Levando isso em conta, vez e outra alguém retruca: “Lindiberg, você diz essas coisas, mas, afinal, em que você acredita?” Uma pergunta válida e honesta que jamais poderia ser respondida em poucas linhas. Entretanto, minha vaidade não me permite ficar calado.
Sou cristão, e a pessoa de Jesus lança luz sobre tudo àquilo em que creio. Acredito na liberdade humana, em sua autonomia moral e intelectual, todavia, só em Jesus podemos ser de fato livres (Gl 5.1). Porém, em nossa liberdade escolhemos ser mais escravos do que de fato senhores de nós mesmos. A liberdade humana é o elemento central para entendermos a realidade circundante; somos livres dentro de nossos próprios limites.
Acredito na inerente corrupção humana herdada do “pecado original”. Somos seres inclinados ao caos, e somente através da supremacia da vontade humana sobre a condição humana podemos vislumbrar uma autêntica atitude revolucionária. Ou seja, foge de nossas possibilidades a capacidade de nos salvarmos. O problema consiste no fato de pouca gente ter entendido isso durante toda a História. O homem, sempre em algum momento dá um jeito de erguer seus “bezerros de ouro”: o dinheiro, o Estado, a tecnologia, a propaganda, o Mercado, tudo isso são produtos da ação humana, que se tornaram potências com suas devidas autonomias. Cada uma delas é independente, possuindo suas próprias leis; governam por si mesmas e sempre, sempre exigirão a total devoção do homem. Durante todas as épocas, sempre houve homens que depositaram sua confiança, segurança e sua esperança no Estado, no dinheiro, no Mercado, etc.

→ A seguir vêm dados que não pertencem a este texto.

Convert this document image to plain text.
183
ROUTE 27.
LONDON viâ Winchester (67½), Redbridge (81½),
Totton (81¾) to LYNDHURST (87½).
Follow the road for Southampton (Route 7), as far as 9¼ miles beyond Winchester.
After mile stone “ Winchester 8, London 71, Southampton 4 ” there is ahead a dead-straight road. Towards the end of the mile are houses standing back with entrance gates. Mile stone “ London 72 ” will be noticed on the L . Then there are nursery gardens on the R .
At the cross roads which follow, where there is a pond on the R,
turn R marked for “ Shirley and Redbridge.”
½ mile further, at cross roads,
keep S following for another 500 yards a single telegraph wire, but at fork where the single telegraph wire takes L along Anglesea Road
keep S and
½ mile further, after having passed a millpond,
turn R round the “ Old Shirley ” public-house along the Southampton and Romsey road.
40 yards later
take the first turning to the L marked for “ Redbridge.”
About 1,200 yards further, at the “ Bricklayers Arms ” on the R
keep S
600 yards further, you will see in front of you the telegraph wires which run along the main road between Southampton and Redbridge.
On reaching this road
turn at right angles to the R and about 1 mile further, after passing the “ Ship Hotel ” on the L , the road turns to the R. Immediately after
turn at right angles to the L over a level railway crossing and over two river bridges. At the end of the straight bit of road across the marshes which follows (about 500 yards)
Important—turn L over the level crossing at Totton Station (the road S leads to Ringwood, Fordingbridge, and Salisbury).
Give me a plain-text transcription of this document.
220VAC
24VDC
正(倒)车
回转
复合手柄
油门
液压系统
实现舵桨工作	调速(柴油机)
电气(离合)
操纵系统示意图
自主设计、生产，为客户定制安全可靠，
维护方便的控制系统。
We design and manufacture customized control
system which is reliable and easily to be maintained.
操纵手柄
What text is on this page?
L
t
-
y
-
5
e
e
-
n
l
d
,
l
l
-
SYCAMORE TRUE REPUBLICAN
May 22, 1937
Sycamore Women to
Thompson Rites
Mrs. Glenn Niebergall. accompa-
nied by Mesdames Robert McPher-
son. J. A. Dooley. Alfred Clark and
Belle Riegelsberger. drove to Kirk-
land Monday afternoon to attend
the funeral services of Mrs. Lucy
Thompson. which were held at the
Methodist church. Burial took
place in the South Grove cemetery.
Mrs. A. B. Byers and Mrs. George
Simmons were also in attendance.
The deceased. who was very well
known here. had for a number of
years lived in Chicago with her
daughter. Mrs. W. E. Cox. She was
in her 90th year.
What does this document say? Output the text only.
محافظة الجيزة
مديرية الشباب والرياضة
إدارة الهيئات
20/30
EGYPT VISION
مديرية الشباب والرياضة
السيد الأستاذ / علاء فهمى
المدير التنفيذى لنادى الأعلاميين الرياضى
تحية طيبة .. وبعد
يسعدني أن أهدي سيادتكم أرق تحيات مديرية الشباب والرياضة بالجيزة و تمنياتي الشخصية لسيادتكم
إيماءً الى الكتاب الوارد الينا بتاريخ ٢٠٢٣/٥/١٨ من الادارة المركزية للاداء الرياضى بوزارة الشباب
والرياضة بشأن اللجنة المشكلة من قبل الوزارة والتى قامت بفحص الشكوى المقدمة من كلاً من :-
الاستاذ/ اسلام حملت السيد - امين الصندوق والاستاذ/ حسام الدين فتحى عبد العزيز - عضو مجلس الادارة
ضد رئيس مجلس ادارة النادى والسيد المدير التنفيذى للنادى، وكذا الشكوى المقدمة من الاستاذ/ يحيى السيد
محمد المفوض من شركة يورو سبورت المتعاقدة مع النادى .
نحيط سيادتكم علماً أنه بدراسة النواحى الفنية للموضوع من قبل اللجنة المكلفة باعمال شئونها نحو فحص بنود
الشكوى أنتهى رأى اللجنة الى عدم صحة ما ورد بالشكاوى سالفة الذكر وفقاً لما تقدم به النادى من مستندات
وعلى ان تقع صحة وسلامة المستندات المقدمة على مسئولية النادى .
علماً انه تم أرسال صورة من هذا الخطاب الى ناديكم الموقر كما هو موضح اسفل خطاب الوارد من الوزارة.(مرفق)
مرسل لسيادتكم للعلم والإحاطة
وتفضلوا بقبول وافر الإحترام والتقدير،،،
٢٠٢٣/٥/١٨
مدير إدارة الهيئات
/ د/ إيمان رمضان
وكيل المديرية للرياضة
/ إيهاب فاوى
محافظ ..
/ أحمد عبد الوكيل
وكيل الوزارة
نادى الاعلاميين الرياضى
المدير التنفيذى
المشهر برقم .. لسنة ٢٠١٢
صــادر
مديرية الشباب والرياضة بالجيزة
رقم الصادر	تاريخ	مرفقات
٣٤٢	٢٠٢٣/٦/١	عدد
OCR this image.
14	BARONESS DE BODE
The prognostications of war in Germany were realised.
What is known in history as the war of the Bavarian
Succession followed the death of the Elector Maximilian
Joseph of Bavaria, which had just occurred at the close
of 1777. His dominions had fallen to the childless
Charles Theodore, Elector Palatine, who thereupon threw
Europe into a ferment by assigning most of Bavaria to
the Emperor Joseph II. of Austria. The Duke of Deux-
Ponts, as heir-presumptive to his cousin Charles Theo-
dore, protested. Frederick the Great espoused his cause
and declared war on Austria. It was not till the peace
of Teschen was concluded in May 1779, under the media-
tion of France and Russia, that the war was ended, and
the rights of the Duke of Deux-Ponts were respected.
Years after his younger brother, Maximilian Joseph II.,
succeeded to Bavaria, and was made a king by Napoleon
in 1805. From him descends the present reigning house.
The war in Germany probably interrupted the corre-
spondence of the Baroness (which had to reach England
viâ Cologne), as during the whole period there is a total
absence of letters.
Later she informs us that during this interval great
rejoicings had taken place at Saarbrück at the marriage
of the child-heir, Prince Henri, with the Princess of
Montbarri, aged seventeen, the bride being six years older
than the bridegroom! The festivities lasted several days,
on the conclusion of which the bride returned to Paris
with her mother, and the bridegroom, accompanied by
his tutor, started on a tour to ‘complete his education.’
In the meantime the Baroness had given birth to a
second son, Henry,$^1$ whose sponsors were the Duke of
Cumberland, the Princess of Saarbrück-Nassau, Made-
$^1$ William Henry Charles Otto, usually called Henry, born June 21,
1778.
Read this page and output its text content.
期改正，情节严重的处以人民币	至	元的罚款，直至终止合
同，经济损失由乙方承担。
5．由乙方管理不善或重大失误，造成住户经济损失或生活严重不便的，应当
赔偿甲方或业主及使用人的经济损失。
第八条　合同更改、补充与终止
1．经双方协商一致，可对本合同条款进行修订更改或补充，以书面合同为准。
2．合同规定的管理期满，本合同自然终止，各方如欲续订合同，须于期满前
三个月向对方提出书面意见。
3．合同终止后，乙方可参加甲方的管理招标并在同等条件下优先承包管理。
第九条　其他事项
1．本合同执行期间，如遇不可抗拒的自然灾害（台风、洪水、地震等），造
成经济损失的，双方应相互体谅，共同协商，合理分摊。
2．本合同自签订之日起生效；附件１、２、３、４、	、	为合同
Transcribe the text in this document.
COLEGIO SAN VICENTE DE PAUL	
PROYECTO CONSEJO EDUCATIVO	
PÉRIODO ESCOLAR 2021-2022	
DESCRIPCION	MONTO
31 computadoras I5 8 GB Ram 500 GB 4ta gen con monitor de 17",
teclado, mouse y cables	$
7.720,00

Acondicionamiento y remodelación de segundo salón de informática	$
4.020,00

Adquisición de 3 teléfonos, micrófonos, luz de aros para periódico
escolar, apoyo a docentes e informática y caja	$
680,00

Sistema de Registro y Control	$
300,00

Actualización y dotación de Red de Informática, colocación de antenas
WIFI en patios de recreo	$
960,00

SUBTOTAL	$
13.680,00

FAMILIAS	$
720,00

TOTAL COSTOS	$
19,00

O homem deformou a realidade face a revelação de Deus, criando seus próprios deuses, sendo incapaz de construir com a ajuda exclusiva da moral, uma relação justa com o dinheiro ou qualquer uma das potências citadas. Potências que aniquilam a consciência, controlando ao mesmo tempo a organização objetiva da sociedade e o drama humano.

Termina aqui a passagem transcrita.